OpenACC for tropical circulation model
The below case study shares some of the technical details and outcomes of the scientific and HPC-focused programming support provided to a research project through NeSI’s Consultancy Service.
This service supports projects across a range of domains, with an aim to lift researchers’ productivity, efficiency, and skills in research computing. If you are interested to learn more or apply for Consultancy support, visit our Consultancy Service page.
Research background
University of Auckland researcher Dr Gilles Bellon has developed a quasi-equilibrium model (QTCM2) to describe climate and rainfall in tropical regions. The problem involves solving 2D, time dependent fluid equations on a beta plane. Of interest is the steady-state solution, which takes 5 million time steps to reach and 10,000 CPU hours to execute.

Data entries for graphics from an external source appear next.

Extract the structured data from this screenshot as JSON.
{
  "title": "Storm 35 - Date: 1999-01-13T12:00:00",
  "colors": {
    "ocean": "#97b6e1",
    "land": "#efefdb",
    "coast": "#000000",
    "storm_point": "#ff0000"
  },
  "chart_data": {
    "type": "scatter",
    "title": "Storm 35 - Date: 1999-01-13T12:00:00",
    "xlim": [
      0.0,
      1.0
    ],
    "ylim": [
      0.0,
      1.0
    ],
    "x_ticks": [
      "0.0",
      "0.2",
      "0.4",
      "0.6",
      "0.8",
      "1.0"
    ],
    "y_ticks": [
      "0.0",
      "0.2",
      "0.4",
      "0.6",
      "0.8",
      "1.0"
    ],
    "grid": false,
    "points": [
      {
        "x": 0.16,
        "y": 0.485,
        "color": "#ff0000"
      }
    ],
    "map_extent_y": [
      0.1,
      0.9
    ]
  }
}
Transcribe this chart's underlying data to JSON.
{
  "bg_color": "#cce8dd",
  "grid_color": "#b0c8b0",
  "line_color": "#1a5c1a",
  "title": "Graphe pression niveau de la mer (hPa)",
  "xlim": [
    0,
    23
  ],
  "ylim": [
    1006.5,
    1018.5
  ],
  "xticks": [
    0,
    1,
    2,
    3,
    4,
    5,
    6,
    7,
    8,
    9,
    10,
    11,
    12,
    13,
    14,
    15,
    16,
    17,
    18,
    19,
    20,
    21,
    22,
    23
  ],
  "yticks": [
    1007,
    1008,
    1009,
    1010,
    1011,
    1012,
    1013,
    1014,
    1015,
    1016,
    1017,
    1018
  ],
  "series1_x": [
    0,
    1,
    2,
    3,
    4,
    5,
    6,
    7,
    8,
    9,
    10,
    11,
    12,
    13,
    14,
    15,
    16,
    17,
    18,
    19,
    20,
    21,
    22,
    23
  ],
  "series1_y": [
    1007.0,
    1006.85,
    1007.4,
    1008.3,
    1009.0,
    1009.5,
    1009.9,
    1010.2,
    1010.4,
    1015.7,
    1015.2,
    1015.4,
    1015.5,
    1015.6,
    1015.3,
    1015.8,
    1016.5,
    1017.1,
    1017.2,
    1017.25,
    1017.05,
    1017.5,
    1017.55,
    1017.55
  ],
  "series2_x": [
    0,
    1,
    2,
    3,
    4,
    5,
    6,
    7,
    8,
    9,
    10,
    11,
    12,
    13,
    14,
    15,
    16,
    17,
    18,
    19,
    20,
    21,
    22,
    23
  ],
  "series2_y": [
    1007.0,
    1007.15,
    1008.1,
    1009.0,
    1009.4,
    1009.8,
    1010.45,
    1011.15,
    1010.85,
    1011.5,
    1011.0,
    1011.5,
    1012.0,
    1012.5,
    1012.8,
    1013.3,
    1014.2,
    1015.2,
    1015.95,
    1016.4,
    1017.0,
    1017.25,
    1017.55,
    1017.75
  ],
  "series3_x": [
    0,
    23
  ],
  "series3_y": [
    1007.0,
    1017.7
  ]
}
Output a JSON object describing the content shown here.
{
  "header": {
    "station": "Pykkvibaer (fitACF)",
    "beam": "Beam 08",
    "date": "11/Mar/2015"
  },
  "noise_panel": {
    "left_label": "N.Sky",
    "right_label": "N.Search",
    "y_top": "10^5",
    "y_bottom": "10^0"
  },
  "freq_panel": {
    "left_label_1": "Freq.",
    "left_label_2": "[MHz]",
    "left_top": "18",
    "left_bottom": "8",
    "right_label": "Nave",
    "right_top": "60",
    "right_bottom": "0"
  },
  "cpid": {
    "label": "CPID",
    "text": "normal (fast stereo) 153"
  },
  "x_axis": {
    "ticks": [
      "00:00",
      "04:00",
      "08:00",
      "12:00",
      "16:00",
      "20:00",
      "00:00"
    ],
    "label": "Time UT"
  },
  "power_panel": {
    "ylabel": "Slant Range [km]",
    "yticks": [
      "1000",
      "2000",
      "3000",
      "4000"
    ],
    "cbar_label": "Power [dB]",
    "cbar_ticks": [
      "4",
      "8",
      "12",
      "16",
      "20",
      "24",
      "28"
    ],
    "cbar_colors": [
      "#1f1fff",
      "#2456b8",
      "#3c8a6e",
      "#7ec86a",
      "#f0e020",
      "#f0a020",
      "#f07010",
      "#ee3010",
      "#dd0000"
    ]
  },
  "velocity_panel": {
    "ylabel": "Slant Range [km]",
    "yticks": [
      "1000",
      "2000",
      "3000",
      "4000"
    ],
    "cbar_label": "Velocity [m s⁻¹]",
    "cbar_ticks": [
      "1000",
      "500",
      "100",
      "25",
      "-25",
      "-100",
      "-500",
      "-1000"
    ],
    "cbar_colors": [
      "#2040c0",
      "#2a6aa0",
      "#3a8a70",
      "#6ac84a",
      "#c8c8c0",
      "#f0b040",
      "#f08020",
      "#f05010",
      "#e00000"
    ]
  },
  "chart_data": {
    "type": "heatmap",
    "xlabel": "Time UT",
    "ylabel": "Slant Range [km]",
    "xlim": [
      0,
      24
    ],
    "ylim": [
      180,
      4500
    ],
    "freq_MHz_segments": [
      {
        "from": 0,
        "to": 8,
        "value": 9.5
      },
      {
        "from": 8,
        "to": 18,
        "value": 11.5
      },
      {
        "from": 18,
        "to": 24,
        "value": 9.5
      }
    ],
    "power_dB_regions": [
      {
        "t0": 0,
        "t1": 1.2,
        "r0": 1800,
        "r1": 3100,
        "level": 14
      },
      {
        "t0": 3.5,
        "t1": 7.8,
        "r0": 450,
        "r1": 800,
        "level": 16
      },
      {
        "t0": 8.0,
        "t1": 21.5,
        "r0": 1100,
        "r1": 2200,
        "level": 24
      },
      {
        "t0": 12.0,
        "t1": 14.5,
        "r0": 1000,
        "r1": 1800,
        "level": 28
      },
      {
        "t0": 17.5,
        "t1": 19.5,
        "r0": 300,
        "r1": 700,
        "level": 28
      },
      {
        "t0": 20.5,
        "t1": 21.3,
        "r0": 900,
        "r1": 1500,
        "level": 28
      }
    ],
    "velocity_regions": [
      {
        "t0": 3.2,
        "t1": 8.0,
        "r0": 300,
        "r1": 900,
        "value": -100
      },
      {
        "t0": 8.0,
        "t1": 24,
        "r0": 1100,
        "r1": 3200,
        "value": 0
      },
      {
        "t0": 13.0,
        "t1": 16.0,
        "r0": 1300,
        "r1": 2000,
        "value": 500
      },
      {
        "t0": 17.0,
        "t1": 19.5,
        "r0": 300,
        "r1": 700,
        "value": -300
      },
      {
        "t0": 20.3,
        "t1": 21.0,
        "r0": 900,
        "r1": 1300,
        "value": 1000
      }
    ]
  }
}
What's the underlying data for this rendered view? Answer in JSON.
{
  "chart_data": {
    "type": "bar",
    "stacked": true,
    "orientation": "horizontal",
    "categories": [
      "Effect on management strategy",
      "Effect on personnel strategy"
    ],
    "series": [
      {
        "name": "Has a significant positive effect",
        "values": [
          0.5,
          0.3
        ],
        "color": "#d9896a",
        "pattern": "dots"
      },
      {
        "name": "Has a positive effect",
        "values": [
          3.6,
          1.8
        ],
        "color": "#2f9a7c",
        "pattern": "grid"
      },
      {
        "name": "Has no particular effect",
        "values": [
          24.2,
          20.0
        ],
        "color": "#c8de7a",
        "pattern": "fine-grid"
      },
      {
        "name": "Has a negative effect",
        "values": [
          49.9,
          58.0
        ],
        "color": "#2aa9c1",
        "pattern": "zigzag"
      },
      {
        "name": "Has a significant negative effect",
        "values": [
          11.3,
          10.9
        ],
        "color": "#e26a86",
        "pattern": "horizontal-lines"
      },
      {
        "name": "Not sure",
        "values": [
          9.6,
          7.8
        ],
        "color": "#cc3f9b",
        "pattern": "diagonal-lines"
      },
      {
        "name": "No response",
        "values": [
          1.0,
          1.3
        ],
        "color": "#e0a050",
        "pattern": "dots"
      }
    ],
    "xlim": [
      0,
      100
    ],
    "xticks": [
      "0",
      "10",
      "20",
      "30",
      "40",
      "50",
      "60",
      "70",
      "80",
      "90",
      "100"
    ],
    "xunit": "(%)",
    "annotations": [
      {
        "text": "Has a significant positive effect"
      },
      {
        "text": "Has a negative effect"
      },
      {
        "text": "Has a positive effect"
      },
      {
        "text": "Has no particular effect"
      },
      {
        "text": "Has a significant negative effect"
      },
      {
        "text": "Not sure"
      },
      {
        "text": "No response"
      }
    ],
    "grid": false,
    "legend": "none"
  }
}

Different versions of the model with differing physical approximations need to be tested and sometimes many runs with different initial conditions need to be submitted. In addition, the model currently runs at 24km resolution, ideally it would need to run at 10km resolution. This makes the model exorbitant to run, so Gilles called on NeSI to see if we could help him reduce the wall clock time.
Project challenges
NeSI’s Research Software Engineers had previously worked with previously worked with Gilles to achieve a 20X speedup compared to the original version of the code. A new opportunity arose when new A100 GPUs were installed on NeSI. It raised a question: Would offloading some of the computations further improve the performance of the code?
What was done
NeSI Research Software Engineers Alex Pletzer and Chris Scott modified the source code to tell the compiler to offload loops to run on the GPU device using OpenACC directives, and leveraged the cuBLAS library to solve the Poisson equation.
Main outcomes
A 31X (66X) speedup on P100 (A100) GPU compared to the single threaded executable. While OpenMP can accelerate the code on a CPU, there is still a 16X (35X) performance advantage of running on the GPU compared to using 16 threads. Moreover, the cost of computing climate and rainfall is always cheaper on the GPU compared to any number of CPUs.
The final results mean Gilles is now able to crunch more numbers faster and cheaper.